Die Private Krankenversicherung ist eine Versicherung, die die Kosten übernimmt, die durch die Behandlung von Krankheiten durch ärzte, Zahnärzte, Heilpraktiker oder Psychotherapeuten entstehen. Seit dem 1.1. 2009 muss jeder deutsche Bürger über eine Krankenversicherungen verfügen. Allerdings steht nicht jedem Bürger der Eintritt in die Private Krankenversicherung offen. Eine Private Krankenversicherung dürfen Beamte, Selbstständige und Freiberufler ohne Einschränkungen abschließen. Angestellte, Arbeiter und Studenten aber nur, wenn sie nicht versicherungspflichtig beschäftigt sind oder von der Versicherungspflicht befreit wurden.
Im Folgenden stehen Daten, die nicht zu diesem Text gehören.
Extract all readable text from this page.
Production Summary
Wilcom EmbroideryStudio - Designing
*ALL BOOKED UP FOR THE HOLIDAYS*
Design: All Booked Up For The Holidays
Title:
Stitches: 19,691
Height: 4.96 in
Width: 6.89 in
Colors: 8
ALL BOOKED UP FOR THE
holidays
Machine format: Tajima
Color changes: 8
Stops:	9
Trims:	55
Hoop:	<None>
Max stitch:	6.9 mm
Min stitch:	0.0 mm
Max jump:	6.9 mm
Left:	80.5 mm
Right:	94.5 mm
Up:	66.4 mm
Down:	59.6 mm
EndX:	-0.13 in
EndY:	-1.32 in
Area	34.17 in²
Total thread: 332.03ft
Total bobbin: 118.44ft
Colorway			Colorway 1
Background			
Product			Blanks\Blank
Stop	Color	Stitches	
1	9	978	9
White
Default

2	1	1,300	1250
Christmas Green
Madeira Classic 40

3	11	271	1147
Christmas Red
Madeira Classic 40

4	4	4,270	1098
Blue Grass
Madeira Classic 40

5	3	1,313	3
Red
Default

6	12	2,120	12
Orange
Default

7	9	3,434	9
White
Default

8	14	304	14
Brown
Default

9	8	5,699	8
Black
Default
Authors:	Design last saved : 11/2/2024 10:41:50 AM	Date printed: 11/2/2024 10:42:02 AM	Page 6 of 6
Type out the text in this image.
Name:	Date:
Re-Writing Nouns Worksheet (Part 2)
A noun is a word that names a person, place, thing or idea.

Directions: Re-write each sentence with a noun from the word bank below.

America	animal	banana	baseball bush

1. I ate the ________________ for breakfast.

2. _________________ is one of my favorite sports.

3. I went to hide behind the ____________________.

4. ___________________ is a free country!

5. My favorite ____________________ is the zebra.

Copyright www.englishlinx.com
Arbeiter und Angestellte sind von der Versicherungspflicht in der Krankenversicherung befreit, wenn sie mindestens 12 Monate mehr als 4.125 Euro monatlich verdient haben. Studenten unterliegen der Krankenversicherungspflicht ab Beginn des Studiums, können sich aber für die Dauer des Studiums von der Krankenversicherungspflicht befreien lassen, wenn sie vorher bereits privat krankenversichert waren. Zunächst einmal muss die gesetzliche Krankenversicherung alle Antragssteller annehmen, die bei ihr einen Antrag auf Aufnahme stellen und der Krankenversicherungspflicht unterliegen. Eine Gesundheitsprüfung findet dabei nicht statt. Wartezeiten müssen nicht eingehalten werden. Die Private Krankenversicherung hingegen kann sich ihre Kunden aussuchen. Jeder, der bei einer privaten Krankenversicherung einen Antrag auf Aufnahme stellt, muss einen umfassenden Gesundheitsfragebogen ausfüllen und die richtige Beantwortung dieser Fragen bestätigen. Die private Krankenversicherung wertet dann diesen Fragebogen aus und trifft ihre Entscheidung. Die Entscheidungen können sein: Aufnahme ohne Einschränkungen - Aufnahme mit Risikozuschlägen (weil bestimmte Vorerkrankungen bestehen) - Aufnahme mit Risikoausschlüssen (Leistungen für schon bestehende Krankheiten werden ausgeschlossen) - Ablehnung des Antrages. Die Prämie für die gesetzliche Krankenversicherung steigt ab 1.1. 2011 auf 15,5% des Bruttolohnes oder Bruttogehaltes an, wovon der Arbeitgeber die Hälfte zu tragen hat. Bei der privaten Krankenkasse wird der Beitrag allein danach bestimmt, wie alt und wie gesund die versicherte Person ist und welche konkreten Leistungen diese Person in Anspruch nehmen will. Denn in der privaten Krankenversicherung greift das amerikanische Prinzip: "You get what you pay for!" oder auf Deutsch ausgedrückt: "Du bekommst alles, wofür Du bezahlst!"